Rekordowe opady śniegu wymusiły odwołanie 800 połączeń. Dziesiątki pociągów utkwiły na trasie. Sytuację ratowało „pospolite ruszenie” rolników i wojska. Tak wyglądał 1 stycznia na kolei trzydzieści lat temu.
Jeszcze 30 grudnia 1978 r. temperatura wynosiła w Warszawie +7 stopni Celsjusza i nic nie zapowiadało kłopotów. W sylwestra zaczął sypać gęsty śnieg, wiać silny wiatr od wschodu. Na wielometrowe zaspy długo czekać nie trzeba było. W stolicy nocami temperatura spadała do nawet –25 stopni Celsjusza. Śnieg, zawieje i mróz, które przyszły do Polski w sylwestrowy poranek, a trzymały mocno przez prawie 3 miesiące zostały okrzyknięte „zimą stulecia”.

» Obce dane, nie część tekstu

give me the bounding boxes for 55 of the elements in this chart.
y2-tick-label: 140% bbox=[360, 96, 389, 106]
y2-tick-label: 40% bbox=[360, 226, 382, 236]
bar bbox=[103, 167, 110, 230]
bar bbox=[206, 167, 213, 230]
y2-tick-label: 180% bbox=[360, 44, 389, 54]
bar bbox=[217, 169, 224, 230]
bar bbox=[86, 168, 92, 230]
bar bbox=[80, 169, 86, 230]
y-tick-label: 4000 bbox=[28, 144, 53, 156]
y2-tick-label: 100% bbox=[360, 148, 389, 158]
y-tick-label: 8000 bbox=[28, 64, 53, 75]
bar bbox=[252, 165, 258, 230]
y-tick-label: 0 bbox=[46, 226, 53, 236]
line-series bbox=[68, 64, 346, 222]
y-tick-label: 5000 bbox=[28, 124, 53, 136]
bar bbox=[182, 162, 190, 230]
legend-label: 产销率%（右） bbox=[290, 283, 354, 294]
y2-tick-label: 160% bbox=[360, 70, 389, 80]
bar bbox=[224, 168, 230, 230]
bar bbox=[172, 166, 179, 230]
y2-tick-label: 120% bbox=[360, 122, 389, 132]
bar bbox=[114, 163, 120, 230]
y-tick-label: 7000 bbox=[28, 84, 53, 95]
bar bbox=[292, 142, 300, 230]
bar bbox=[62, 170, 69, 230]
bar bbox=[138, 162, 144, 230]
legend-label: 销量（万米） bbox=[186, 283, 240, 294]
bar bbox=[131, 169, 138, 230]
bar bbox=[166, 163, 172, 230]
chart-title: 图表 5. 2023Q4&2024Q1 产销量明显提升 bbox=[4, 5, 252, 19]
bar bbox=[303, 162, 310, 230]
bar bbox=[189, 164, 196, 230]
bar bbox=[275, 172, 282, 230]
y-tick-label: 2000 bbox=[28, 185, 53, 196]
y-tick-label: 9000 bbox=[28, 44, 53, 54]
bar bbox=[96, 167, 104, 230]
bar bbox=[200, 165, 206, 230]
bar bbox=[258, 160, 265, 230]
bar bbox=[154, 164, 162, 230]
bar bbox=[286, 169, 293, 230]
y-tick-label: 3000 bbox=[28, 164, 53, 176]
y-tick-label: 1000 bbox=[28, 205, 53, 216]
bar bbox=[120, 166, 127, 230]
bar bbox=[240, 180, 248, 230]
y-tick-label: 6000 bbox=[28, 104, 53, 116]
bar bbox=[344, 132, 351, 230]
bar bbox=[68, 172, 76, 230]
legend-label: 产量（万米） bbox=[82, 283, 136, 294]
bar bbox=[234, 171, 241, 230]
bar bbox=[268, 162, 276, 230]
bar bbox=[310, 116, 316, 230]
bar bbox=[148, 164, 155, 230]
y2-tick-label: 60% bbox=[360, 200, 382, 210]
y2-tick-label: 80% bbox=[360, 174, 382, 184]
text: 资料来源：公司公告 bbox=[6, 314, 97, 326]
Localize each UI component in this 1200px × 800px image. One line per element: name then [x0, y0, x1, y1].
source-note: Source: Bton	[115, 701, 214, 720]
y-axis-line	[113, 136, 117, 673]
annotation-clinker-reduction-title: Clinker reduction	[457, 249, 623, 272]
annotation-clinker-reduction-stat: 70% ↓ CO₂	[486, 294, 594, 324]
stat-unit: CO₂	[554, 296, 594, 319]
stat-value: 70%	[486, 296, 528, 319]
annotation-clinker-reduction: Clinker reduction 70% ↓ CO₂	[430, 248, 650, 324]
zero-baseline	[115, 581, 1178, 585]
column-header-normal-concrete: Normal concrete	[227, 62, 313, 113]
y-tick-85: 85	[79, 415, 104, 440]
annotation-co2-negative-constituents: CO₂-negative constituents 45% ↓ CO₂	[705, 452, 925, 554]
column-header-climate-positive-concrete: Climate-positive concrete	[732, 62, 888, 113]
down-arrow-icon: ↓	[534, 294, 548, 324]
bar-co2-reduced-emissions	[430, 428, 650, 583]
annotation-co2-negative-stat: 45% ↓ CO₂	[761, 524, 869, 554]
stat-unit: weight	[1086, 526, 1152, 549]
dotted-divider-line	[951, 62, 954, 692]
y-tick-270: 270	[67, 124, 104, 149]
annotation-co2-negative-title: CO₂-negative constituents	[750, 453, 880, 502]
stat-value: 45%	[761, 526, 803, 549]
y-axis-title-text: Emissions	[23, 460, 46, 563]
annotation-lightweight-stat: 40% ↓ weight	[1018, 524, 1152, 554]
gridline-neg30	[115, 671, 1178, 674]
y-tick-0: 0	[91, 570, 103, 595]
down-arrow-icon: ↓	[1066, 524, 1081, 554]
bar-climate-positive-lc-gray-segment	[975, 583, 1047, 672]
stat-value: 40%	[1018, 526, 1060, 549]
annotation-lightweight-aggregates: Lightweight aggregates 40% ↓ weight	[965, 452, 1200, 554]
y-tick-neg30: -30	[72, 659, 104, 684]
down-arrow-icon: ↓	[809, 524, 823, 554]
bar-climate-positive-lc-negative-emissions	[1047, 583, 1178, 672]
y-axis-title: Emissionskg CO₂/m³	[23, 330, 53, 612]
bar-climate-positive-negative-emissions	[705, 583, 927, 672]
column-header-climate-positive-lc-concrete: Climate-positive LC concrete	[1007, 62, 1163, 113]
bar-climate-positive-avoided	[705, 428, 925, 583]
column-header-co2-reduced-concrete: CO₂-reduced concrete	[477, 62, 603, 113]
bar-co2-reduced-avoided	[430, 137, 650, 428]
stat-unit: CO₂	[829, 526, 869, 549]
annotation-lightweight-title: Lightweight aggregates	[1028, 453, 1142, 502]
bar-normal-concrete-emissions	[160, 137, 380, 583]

Media rozpisują się o chaosie na kolei, a w Poznaniu najlepiej przemieszczać się samochodem. Nie radzę piechotą - chodników nie ma kto odśnieżać, przynajmniej na moim osiedlu. Oblodzenie sieci trakcyjnej gdzieś tam na skrajach świętokrzyskiego, śląskiego i małopolskiego kolej zatrzymało, co z konieczności poczuli mieszkańcy dalszych województw, a już dziennikarzyny trąbią jeden za drugim, że brak informacji. No, bo jaka ta informacja może być, skoro nawet ci, co sieć jadą z lodu uwolnić, nie wiedzą kiedy dojadą i kiedy to zrobią. Ale jest temat na pierwszą stronę, skoro nie ma nic ważniejszego, skoro nic nie można wymyślić, żadnej afery, a nawet pyskówki. Celiński jest do d..., Szafrański jeszcze gorszy, a w ogóle winni są ci, którzy 10 lat temu kolej podzielili na spółki. Reszta kolejarzy jest wporzo..., bo to ony są winni. Bierzmy przykład z posła Piechocińskiego walczącego koło swej chałupy ze śniegiem i lodem:
Od rana i ja walczę ze śniegiem a w przerwach pomiędzy odgarnięciem podjazdy do garażu i dojazdu do mojej ulicy czytam ....uwaga tez o sporym sniegu i mrozie rewelacyjna książkę Rodrica Braithwaitea MOSKWA 1941.Szczerze polecam nie tylko fanom książki militarnej czy historycznej.kibicom piłki nożnej polecam zaś superstrzał Polaka w angielskiej lidze .....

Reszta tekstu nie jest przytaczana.